Harvard and the US taught him the value of ‘Hard Work’, says Abhijit Banerjee

In an interview with editor and media baron Aveek Sarkar, the Nobel laureate speaks of JNU, Harvard, migration and ability of cities to attract and retain talent

Professor Abhijit Banerjee (social media)
Professor Abhijit Banerjee (social media)

NH Web Desk

“ On the one hand are the critics of Demonetisation, who talk of what people at Harvard say, and on the other is a poor man’s son, who through his hard work, is trying to improve the economy,” had said Prime Minister Modi at several of his election rallies in Uttar Pradesh in March, 2017.

“Hard Work is more powerful than Harvard”, he had declared then and claimed that Demonetisation did not adversely affect India’s growth rate.

While the PM”s barbs were directed at Nobel Laureate Amartya Sen, who had sharply criticised Demonetisation, two and a half years later, another Professor of Economics from MIT in Harvard, Abhijit Vinayak Banerjee, also a Nobel Laureate, has provided a different spin by suggesting that Harvard and ‘Hard Work’ were actually synonymous.

Banerjee, in a conversation with veteran journalist and media baron Aveek Sarkar in Calcutta, spoke of his insulation in Presidency College, Calcutta, his exposure to caste and poverty in Jawaharlal Nehru University and his culture shock when he finally moved to Harvard.

The Presidency College was full of students and teachers like him and his father, also a Professor of Economics, he recalled. They all belonged to upper castes and privileged classes and were lucky to come from families which were rooted in education and culture.

It was in JNU, Banerjee recalled, that he became aware of caste for the first time and also of poverty. Suddenly he was confronted with students who were very bright but who came from very poor families and were children of small farmers. Their views on life were different than his.

“I mixed with them, played carrom with them and it was a great learning experience,” Banerjee told Sarkar.

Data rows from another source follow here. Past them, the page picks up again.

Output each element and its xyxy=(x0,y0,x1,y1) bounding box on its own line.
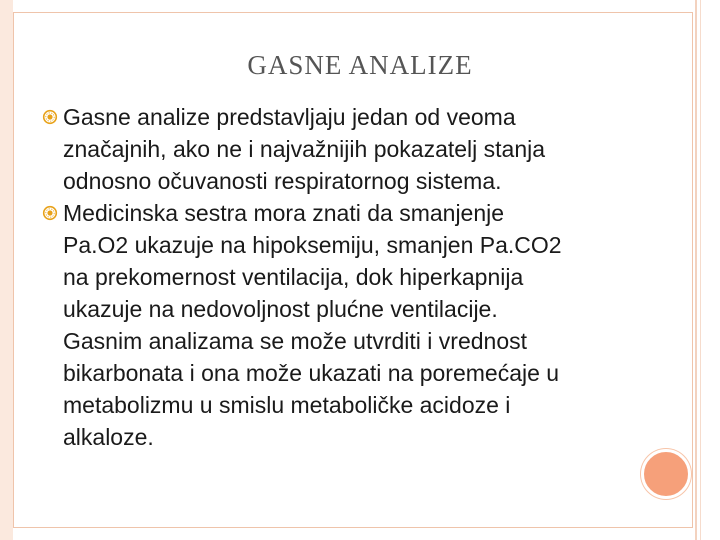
bullet-line: bikarbonata i ona može ukazati na poremećaje u xyxy=(63,360,560,386)
slide-title-text: GASNE ANALIZE xyxy=(247,50,473,80)
bullet-item xyxy=(42,197,682,453)
bullet-line: značajnih, ako ne i najvažnijih pokazatelj stanja xyxy=(63,136,546,162)
right-frame-line xyxy=(695,0,697,540)
bullet-line: Gasne analize predstavljaju jedan od veoma xyxy=(63,104,516,130)
bullet-line: Pa.O2 ukazuje na hipoksemiju, smanjen Pa.CO2 xyxy=(63,232,562,258)
right-frame-line-thin xyxy=(700,0,701,540)
bullet-line: odnosno očuvanosti respiratornog sistema. xyxy=(63,168,502,194)
sun-bullet-icon xyxy=(42,101,63,133)
bullet-line: Medicinska sestra mora znati da smanjenje xyxy=(63,200,505,226)
bullet-line: na prekomernost ventilacija, dok hiperkapnija xyxy=(63,264,524,290)
bullet-item xyxy=(42,101,682,197)
decorative-circle xyxy=(641,449,691,499)
bullet-line: Gasnim analizama se može utvrditi i vrednost xyxy=(63,328,528,354)
left-decorative-band xyxy=(0,0,13,540)
bullet-text xyxy=(63,101,682,197)
slide-content xyxy=(42,101,682,453)
slide-title xyxy=(0,50,720,81)
bullet-line: metabolizmu u smislu metaboličke acidoze i xyxy=(63,392,511,418)
bullet-line: ukazuje na nedovoljnost plućne ventilacije. xyxy=(63,296,498,322)
sun-bullet-icon xyxy=(42,197,63,229)
bullet-text xyxy=(63,197,682,453)
bullet-line: alkaloze. xyxy=(63,424,154,450)
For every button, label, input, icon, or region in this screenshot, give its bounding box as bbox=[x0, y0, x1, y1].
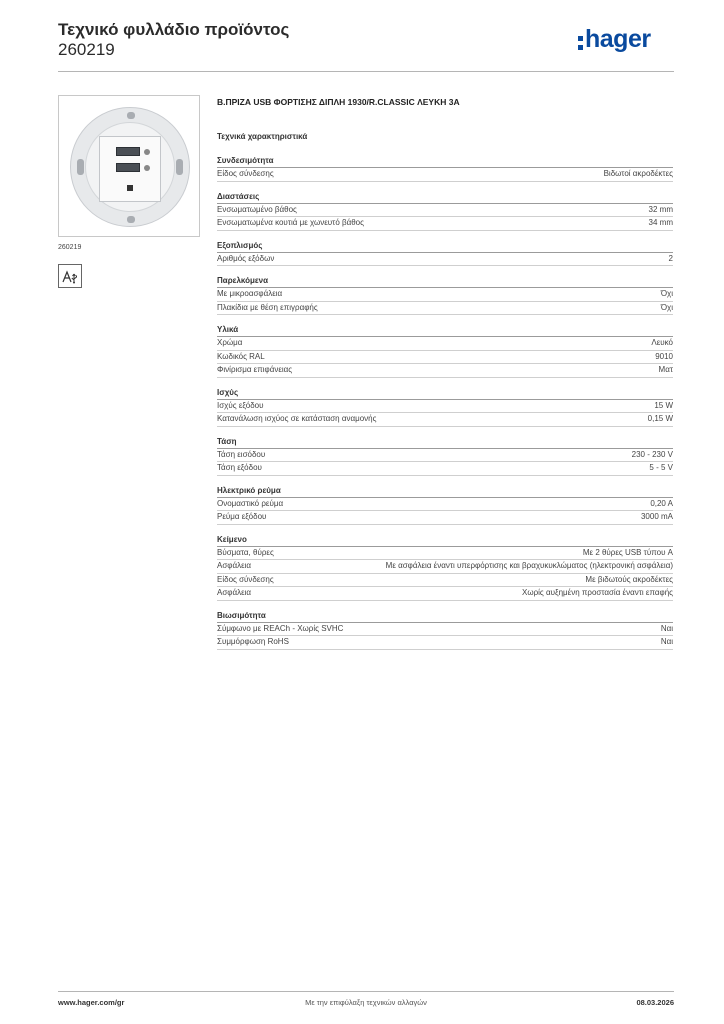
spec-label: Σύμφωνο με REACh - Χωρίς SVHC bbox=[217, 623, 344, 633]
spec-row bbox=[217, 462, 673, 476]
spec-value: 2 bbox=[668, 253, 673, 263]
spec-value: 5 - 5 V bbox=[649, 463, 673, 472]
spec-value: Ματ bbox=[658, 365, 673, 374]
spec-value: 3000 mA bbox=[640, 512, 673, 521]
spec-group bbox=[217, 156, 673, 182]
spec-row bbox=[217, 623, 673, 637]
spec-group bbox=[217, 241, 673, 267]
spec-group bbox=[217, 325, 673, 378]
spec-label: Τάση εξόδου bbox=[217, 463, 262, 472]
document-title: Τεχνικό φυλλάδιο προϊόντος bbox=[58, 20, 290, 39]
spec-group-title: Εξοπλισμός bbox=[217, 241, 673, 253]
spec-row bbox=[217, 351, 673, 365]
spec-row bbox=[217, 413, 673, 427]
spec-value: 9010 bbox=[655, 351, 673, 361]
spec-group-title: Παρελκόμενα bbox=[217, 276, 673, 288]
product-code: 260219 bbox=[58, 40, 115, 59]
spec-label: Ενσωματωμένο βάθος bbox=[217, 204, 297, 214]
spec-group-title: Βιωσιμότητα bbox=[217, 611, 673, 623]
spec-value: Με 2 θύρες USB τύπου A bbox=[582, 547, 673, 557]
spec-value: Με ασφάλεια έναντι υπερφόρτισης και βραχυκυκλώματος (ηλεκτρονική ασφάλεια) bbox=[385, 561, 673, 570]
spec-label: Ασφάλεια bbox=[217, 588, 252, 597]
spec-label: Είδος σύνδεσης bbox=[217, 574, 274, 584]
spec-value: Όχι bbox=[660, 302, 673, 312]
spec-row bbox=[217, 400, 673, 414]
image-caption: 260219 bbox=[58, 244, 82, 251]
spec-content bbox=[217, 96, 673, 650]
spec-row bbox=[217, 204, 673, 218]
spec-row bbox=[217, 168, 673, 182]
spec-row bbox=[217, 337, 673, 351]
usb-charger-icon bbox=[58, 264, 82, 288]
spec-value: Με βιδωτούς ακροδέκτες bbox=[585, 574, 673, 584]
footer-website: www.hager.com/gr bbox=[58, 998, 125, 1007]
spec-group bbox=[217, 486, 673, 525]
footer-disclaimer: Με την επιφύλαξη τεχνικών αλλαγών bbox=[305, 998, 427, 1007]
spec-group-title: Συνδεσιμότητα bbox=[217, 156, 673, 168]
spec-label: Ενσωματωμένα κουτιά με χωνευτό βάθος bbox=[217, 218, 364, 227]
spec-row bbox=[217, 217, 673, 231]
spec-value: 0,20 A bbox=[650, 498, 673, 508]
spec-group bbox=[217, 437, 673, 476]
spec-label: Ονομαστικό ρεύμα bbox=[217, 498, 284, 508]
product-title: Β.ΠΡΙΖΑ USB ΦΟΡΤΙΣΗΣ ΔΙΠΛΗ 1930/R.CLASSIC ΛΕΥΚΗ 3A bbox=[217, 97, 460, 107]
spec-group-title: Υλικά bbox=[217, 325, 673, 337]
spec-row bbox=[217, 587, 673, 601]
spec-row bbox=[217, 547, 673, 561]
spec-label: Είδος σύνδεσης bbox=[217, 169, 274, 178]
spec-value: 15 W bbox=[654, 400, 673, 410]
product-image bbox=[58, 95, 200, 237]
spec-value: 32 mm bbox=[648, 204, 673, 214]
footer-date: 08.03.2026 bbox=[636, 998, 674, 1007]
spec-group-title: Κείμενο bbox=[217, 535, 673, 547]
spec-label: Αριθμός εξόδων bbox=[217, 253, 275, 263]
spec-group bbox=[217, 192, 673, 231]
spec-label: Βύσματα, θύρες bbox=[217, 547, 274, 557]
spec-value: Όχι bbox=[660, 289, 673, 298]
spec-value: Βιδωτοί ακροδέκτες bbox=[603, 169, 673, 178]
spec-label: Κωδικός RAL bbox=[217, 351, 265, 361]
spec-row bbox=[217, 364, 673, 378]
spec-label: Ασφάλεια bbox=[217, 561, 252, 570]
spec-value: Λευκό bbox=[651, 338, 673, 347]
spec-group-title: Τάση bbox=[217, 437, 673, 449]
spec-value: Χωρίς αυξημένη προστασία έναντι επαφής bbox=[522, 588, 673, 597]
spec-group bbox=[217, 276, 673, 315]
spec-row bbox=[217, 560, 673, 574]
spec-row bbox=[217, 498, 673, 512]
spec-groups bbox=[217, 156, 673, 650]
spec-label: Φινίρισμα επιφάνειας bbox=[217, 365, 293, 374]
spec-value: 230 - 230 V bbox=[631, 449, 673, 459]
spec-group bbox=[217, 535, 673, 601]
header-divider bbox=[58, 71, 674, 72]
logo-wordmark: hager bbox=[585, 25, 651, 53]
spec-group bbox=[217, 388, 673, 427]
spec-group-title: Ισχύς bbox=[217, 388, 673, 400]
spec-value: Ναι bbox=[660, 637, 673, 646]
spec-label: Με μικροασφάλεια bbox=[217, 289, 283, 298]
spec-value: Ναι bbox=[660, 623, 673, 633]
section-heading: Τεχνικά χαρακτηριστικά bbox=[217, 132, 308, 141]
spec-value: 34 mm bbox=[648, 218, 673, 227]
spec-group-title: Ηλεκτρικό ρεύμα bbox=[217, 486, 673, 498]
spec-label: Χρώμα bbox=[217, 338, 243, 347]
spec-label: Ρεύμα εξόδου bbox=[217, 512, 267, 521]
spec-group bbox=[217, 611, 673, 650]
page-header bbox=[58, 20, 674, 66]
spec-label: Κατανάλωση ισχύος σε κατάσταση αναμονής bbox=[217, 414, 377, 423]
spec-label: Συμμόρφωση RoHS bbox=[217, 637, 289, 646]
spec-row bbox=[217, 449, 673, 463]
spec-row bbox=[217, 302, 673, 316]
spec-group-title: Διαστάσεις bbox=[217, 192, 673, 204]
spec-row bbox=[217, 511, 673, 525]
spec-row bbox=[217, 574, 673, 588]
spec-label: Ισχύς εξόδου bbox=[217, 400, 264, 410]
spec-row bbox=[217, 288, 673, 302]
spec-row bbox=[217, 253, 673, 267]
spec-value: 0,15 W bbox=[647, 414, 673, 423]
hager-logo bbox=[578, 26, 674, 56]
spec-label: Πλακίδια με θέση επιγραφής bbox=[217, 302, 318, 312]
spec-label: Τάση εισόδου bbox=[217, 449, 266, 459]
spec-row bbox=[217, 636, 673, 650]
footer-divider bbox=[58, 991, 674, 992]
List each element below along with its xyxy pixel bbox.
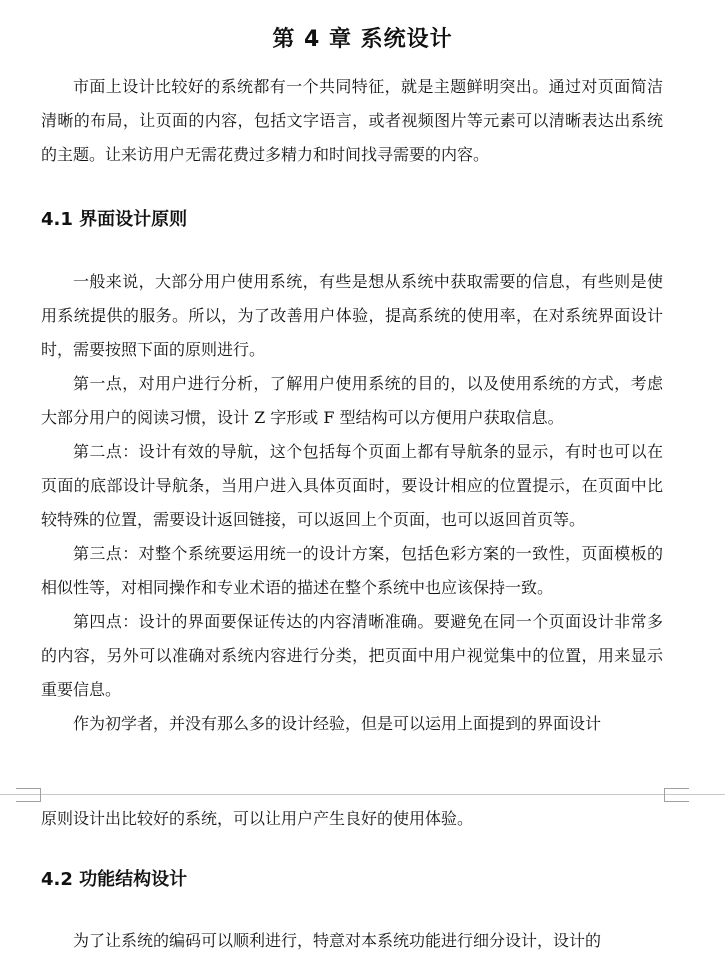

But while JNU did not change the way he worked or studied, at Harvard he learnt how to work hard. Americans, Banerjee recalled, worked incredibly hard and America those days rewarded hard work. The United States, he said, has changed over the last 40 years and class divisions and class consciousness has grown and hard work no longer is recognised or rewarded as much.

Sarkar asked if he would agree that West Bengal has suffered because of the dominance of Brahmins and upper castes in every sphere, ranging from politics to education. Banerjee diplomatically replied that the question was worth pondering. He was aware of the Dalit movement in Maharashtra, partly because his mother happens to be a Marathi, but he did not remember hearing about a Dalit movement in Bengal.

Commenting on the beneficial effects of migration, Banerjee spoke of a Bengali who had led a secure life at home and never washed his own plate, migrating to the US, working in restaurants as a dish washer and then branching off into business, opening a chain of doughnut outlets.

There was a time when West Bengal and Calcutta attracted top talents from across the country. Scientists like CV Raman, S Chandrashekhar and KS Krishnan moved from Tamil Nadu to Calcutta because they found the city more congenial and conducive to research.

Great cities, Banerjee pointed out, do attract talent. That is why all good writers would migrate to New York and all good artists made a beeline to Paris. For a variety of reasons, Calcutta no longer attracts talent and instead the talented prefer to move out of the city at the first opportunity.

As an aside, he pointed out that besides him, two other Professors hailing from Calcutta were teaching at MIT. One of them, Nikhil Agarwal, is a Marwari from South Calcutta while the other, Shankar Raman, is a Tamilian from South Calcutta.